The al-Qaeda-linked Islamist al-Shabab group has been waging a war in Somalia for nearly a decade. Its depredations have spilled over into neighboring countries, propelling Kenya and Uganda to send ground troops to contain the threat and uproot al-Shabab from inside. The battalion is now known as the African Union Mission of Somalia, or AMISOM. After years of relentless pursuit, it has started crushing the Islamist group from region to region, pushing al-Shabab militants into the bush.
But al-Shabab’s latest outrages — a truck bomb at the Turkish Embassy in Mogadishu, the assault of a UN compound, the storming of government buildings and the escalating assassinations of government officials, district commissioners and other politicians — illustrate that, after years in retreat, al-Shabab is re-emerging and conducting a more lethal and asymmetrical guerrilla form of warfare.
This is where al-Shabab's gravest threat lies.
Over the last two years, the group has suffered severe setbacks and lost some of its major strongholds, including the embattled port of Kismayo and most of its southern swaths. Most of its top leaders were killed, and many of its foot soldiers defected to the government side.
But yet, if you look at the latest evolution of al-Shabab — from the recent internal splinter to the bloody coup by hard-line leaders — there is a clear pattern of a reformed al-Shabab, one committed to come back and rebrand the organization’s moribund character.
That is to say, an updated al-Shabab — sort of a version 2.0 — is reappearing with upgraded leadership.
In a recent audio message, Ahmed Godane, al-Shabab’s operational brain, made it clear that he is determined to reverse the organization’s plummeting operations. That includes, as he put it, plans to install a whole new generation who can interact with fast-moving jihadist warfare.
Unlike al-Shabab 1.0, the upgraded al-Shabab is likely to have new recruiters — mostly youths, under 30, who have exposure to the West and are fluent in foreign languages, to appeal to coming generations. This seems evident in new footage released by al-Shabab featuring three young Somali-Americans who died while waging war. The video “The Path to Paradise: From the Twin Cities to the Land of Migration” is part of al-Qaeda-approved propaganda messages to appeal to the next generation.
Godane’s hour-long audio message was the first since his recent coup d’etat that involved the execution of senior al-Shabab leaders — including Ibrahim Afghani and also, reportedly, the US-born Omar Hammaami. The message demonstrated Godane’s role in consolidating and providing new leadership to al-Shabab.

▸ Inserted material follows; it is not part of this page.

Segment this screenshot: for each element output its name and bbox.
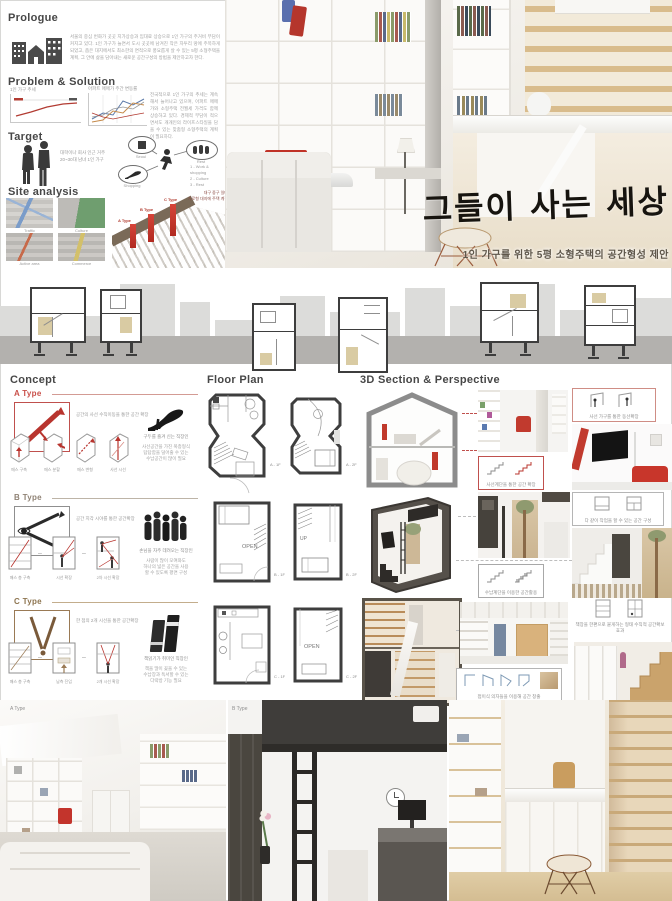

Though much of his message was devoted to the martyrs, he also touched upon global issues, including America’s expending war on terror and Kenya’s invasion of Somalia. But more oddly, he mentioned the Al Jazeera Center for Studies and the Rand Corp. as leading global publishers of anti-jihadist propaganda.
Prior to Godane’s coup, al-Shabab had a relatively centralized leadership, with decisions often made in top-down hierarchical fashion. But following the coup, al-Shabab is on new trajectory being written and dictated by Godane, who seems to believe that the coup was a structural change offering a new beginning for the organization and, more crucially, reassuring global jihadists that no divisions exist within al-Shabab.
With Godane in absolute power, al-Shabab’s support base across the country is drastically declining overall, but succeeding in appealing once again to its core constituencies, especially where it has strong clan sympathies. A case in point is the Bay and Bakool region, where al-Shabab has regained control of some key districts and continues to recruit in greater numbers.
It is believed that the diffuse and complex organization has a highly centralized authority but loosely decentralized operations. Many believe its focus has narrowed down to the near enemy — the Somali government, AMISOM, Turkey and their affiliates — instead of the far enemy such as Kenya, Uganda and the West. The attack on the Turkish Embassy may be a subtle manifestation of al-Shabab’s desperation to go after the enemy within, rather than without.
In this way, al-Shabab is dialing up its domestic attacks, and dialing down its external ones.
Even though Godane would like to see al-Shabab thrive on its own terms, he will continue to heavily relay on al-Qaeda's ideological guidelines and financial assistance; al-Shabab is said to be in severe financial straits.
Unfortunately, the government in Mogadishu, backed by the United States, is institutionally weak and has very limited capability to contain the threat of al-Shabab. Its own security apparatus is being penetrated — literally every day — and the government is grappling for its own survival.
That leads to the conclusion that al-Shabab is a more dangerous enemy to Somali’s nascent stability than ever before.